Afonso Libório, presidente desta cooperativa, alertou para o problema da agricultura. «A agricultura precisa de dar uma volta.» Reconhecendo que Paulo Portas «é o único político em Portugal que fala da agricultura», diz que quem ficar com este ministério «terá um problema grave em mãos».
Afonso Libório lembrou com nostalgia o tempo em que Aveiro era «o celeiro de Portugal» e em que os agricultores tinham mais bem vistos socialmente e tinham mais poder de compra.
Na Kiwicoop, especializada na distribuição de Kiwis, foi visível que a aposta num produto específico e o seu trabalho cooperativo ajuda a revitalizar um setor e dá bons frutos. Por aqui passam 3 mil toneladas de kiwis por ano e a direcção ambiciona chegar às 7 mil toneladas dentro em breve. 30% deste volume destina-se à exportação.

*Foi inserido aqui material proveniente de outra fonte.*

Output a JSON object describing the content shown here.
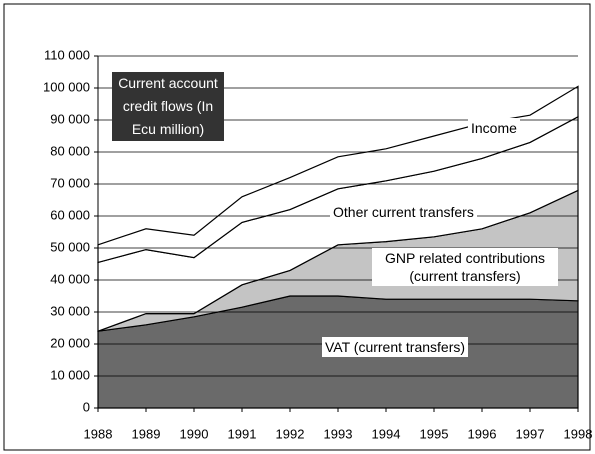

« O CDS quer apostar no mar. Paulo Portas tem frisado isso nos seus discursos. O CDS só fará parte de um Governo que tenha um Ministério da Agricultura. Não temos uma visão idílica e romântica da agricultura. Olhamos para ela com pragmatismo. É uma questão de soberania e de auto-sustentabilidade», anunciou Raul Almeida. O deputado considerou que «no norte e centro do país, a agricultura só tem viabilidade através do sistema cooperativo», motivo pelo qual renovou as felicitações a estes organismos.